An exploded disco ball rotates at 1.5 rotations per minute, the beat of a slow jam. This melancholic rhythm allows for momentary flashes of light, illuminating fragments of bodies and objects. Defying instantaneous categorization of form becomes an act as radical as the defiance of gender. These objects hover at some intersection of sculpture, statue, functional, or fetish object. They move through states, transitioning; a trick of the light will elevate one to an archived relic, while another becomes the detritus of some unknown, unspeakable event.
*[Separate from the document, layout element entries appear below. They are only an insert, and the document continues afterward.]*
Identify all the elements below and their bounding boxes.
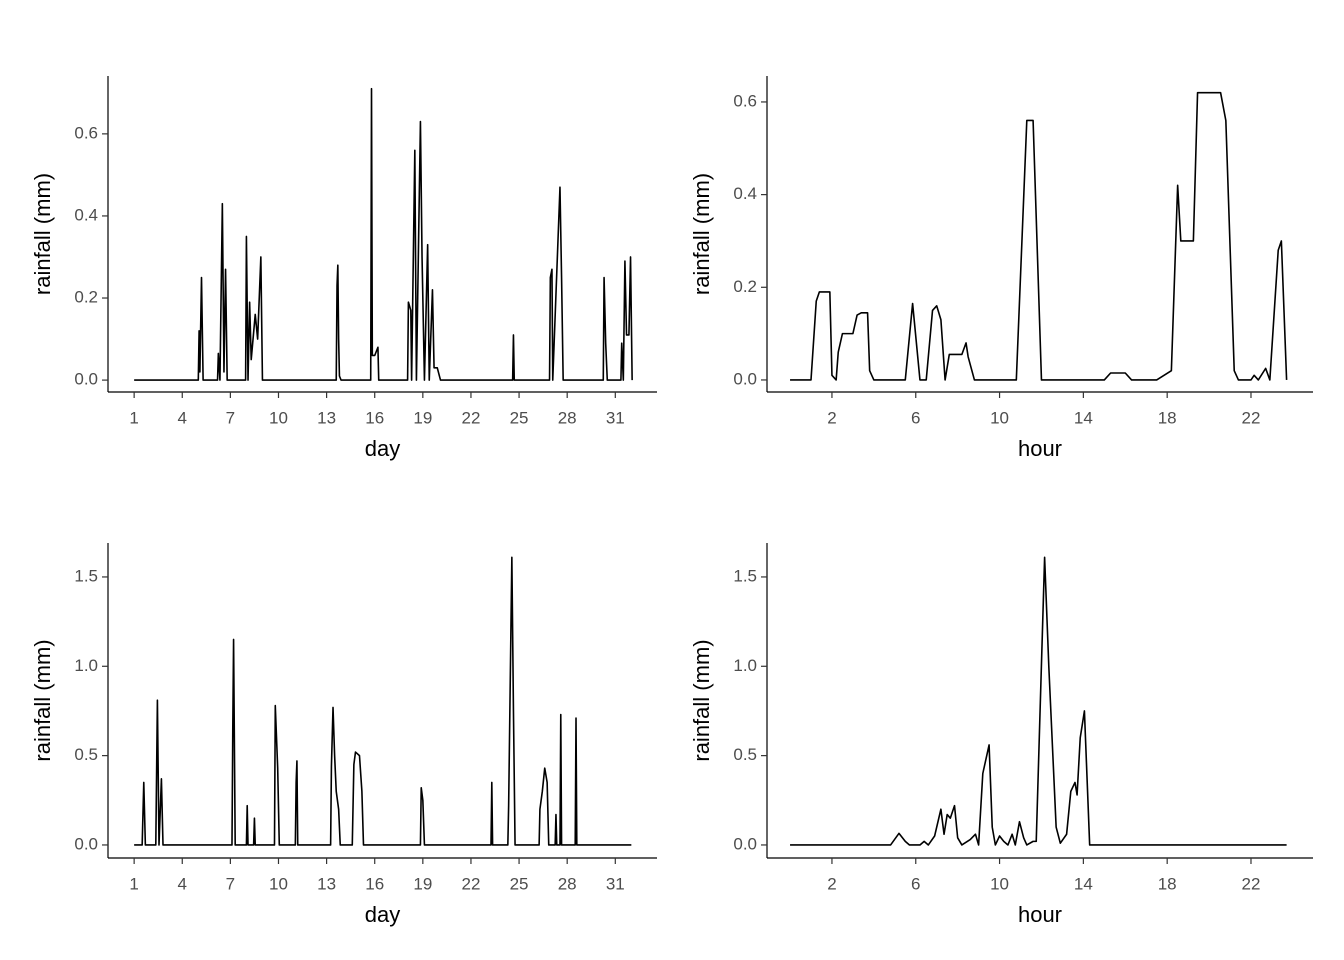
y-axis-title: rainfall (mm)	[689, 173, 714, 295]
rainfall-line	[134, 87, 633, 381]
x-tick-label: 2	[827, 408, 836, 427]
y-tick-label: 0.2	[733, 277, 757, 296]
y-axis-title: rainfall (mm)	[30, 173, 55, 295]
y-tick-label: 0.5	[74, 745, 98, 764]
y-tick-label: 1.5	[74, 566, 98, 585]
x-tick-label: 18	[1158, 408, 1177, 427]
x-tick-label: 13	[317, 408, 336, 427]
x-axis-title: hour	[1018, 902, 1062, 927]
x-tick-label: 13	[317, 874, 336, 893]
y-axis-title: rainfall (mm)	[30, 639, 55, 761]
x-tick-label: 31	[606, 874, 625, 893]
y-tick-label: 0.0	[74, 834, 98, 853]
x-tick-label: 22	[1242, 874, 1261, 893]
x-tick-label: 19	[413, 874, 432, 893]
x-tick-label: 6	[911, 874, 920, 893]
x-tick-label: 4	[178, 408, 187, 427]
x-tick-label: 28	[558, 874, 577, 893]
y-tick-label: 0.6	[74, 123, 98, 142]
x-tick-label: 10	[990, 874, 1009, 893]
x-tick-label: 7	[226, 874, 235, 893]
y-tick-label: 0.2	[74, 288, 98, 307]
x-tick-label: 6	[911, 408, 920, 427]
x-tick-label: 22	[461, 408, 480, 427]
x-tick-label: 25	[510, 874, 529, 893]
x-axis-title: hour	[1018, 436, 1062, 461]
x-tick-label: 28	[558, 408, 577, 427]
x-tick-label: 31	[606, 408, 625, 427]
x-axis-title: day	[365, 902, 400, 927]
x-tick-label: 1	[129, 408, 138, 427]
x-tick-label: 16	[365, 874, 384, 893]
y-tick-label: 0.6	[733, 91, 757, 110]
y-tick-label: 1.0	[733, 656, 757, 675]
y-tick-label: 0.4	[74, 205, 98, 224]
x-tick-label: 14	[1074, 874, 1093, 893]
y-tick-label: 0.0	[733, 834, 757, 853]
x-axis-title: day	[365, 436, 400, 461]
x-tick-label: 19	[413, 408, 432, 427]
x-tick-label: 25	[510, 408, 529, 427]
x-tick-label: 22	[461, 874, 480, 893]
y-tick-label: 0.0	[733, 369, 757, 388]
x-tick-label: 10	[269, 874, 288, 893]
x-tick-label: 10	[990, 408, 1009, 427]
x-tick-label: 1	[129, 874, 138, 893]
x-tick-label: 4	[178, 874, 187, 893]
rainfall-line	[790, 91, 1288, 381]
x-tick-label: 16	[365, 408, 384, 427]
y-tick-label: 0.5	[733, 745, 757, 764]
y-axis-title: rainfall (mm)	[689, 639, 714, 761]
y-tick-label: 1.5	[733, 566, 757, 585]
y-tick-label: 0.4	[733, 184, 757, 203]
x-tick-label: 22	[1242, 408, 1261, 427]
y-tick-label: 0.0	[74, 370, 98, 389]
x-tick-label: 2	[827, 874, 836, 893]
x-tick-label: 14	[1074, 408, 1093, 427]
x-tick-label: 7	[226, 408, 235, 427]
y-tick-label: 1.0	[74, 656, 98, 675]
x-tick-label: 18	[1158, 874, 1177, 893]
rainfall-line	[134, 556, 632, 846]
x-tick-label: 10	[269, 408, 288, 427]
rainfall-line	[790, 556, 1287, 846]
This resistance against easy identification is evident in Kwak’s move away from the performative and collaborative work for which she is best known. Kwak, the object-maker steps in and out of the light, off and on the dance floor—slipping back into her role as collaborator in the creation of “a grotto of the celebration of the rebirth of the free-form creatures,” realized with Corazon del Sol. Within this room installation, we find a video made with Kim Ye, a photograph with Christopher Richmond, and sound work by Marvin Astorga. Sculpture, performance, and collaboration share the requirement of presence and of the other. A relationship is demanded, the agreement to look and be looked at.
If perception is fragmentary, so are we. Wounded, in pieces, in-between, in progress, we are at least graced with glimpses of autonomy, of potential and of becoming. To die and be reborn on the dance floor, again and again.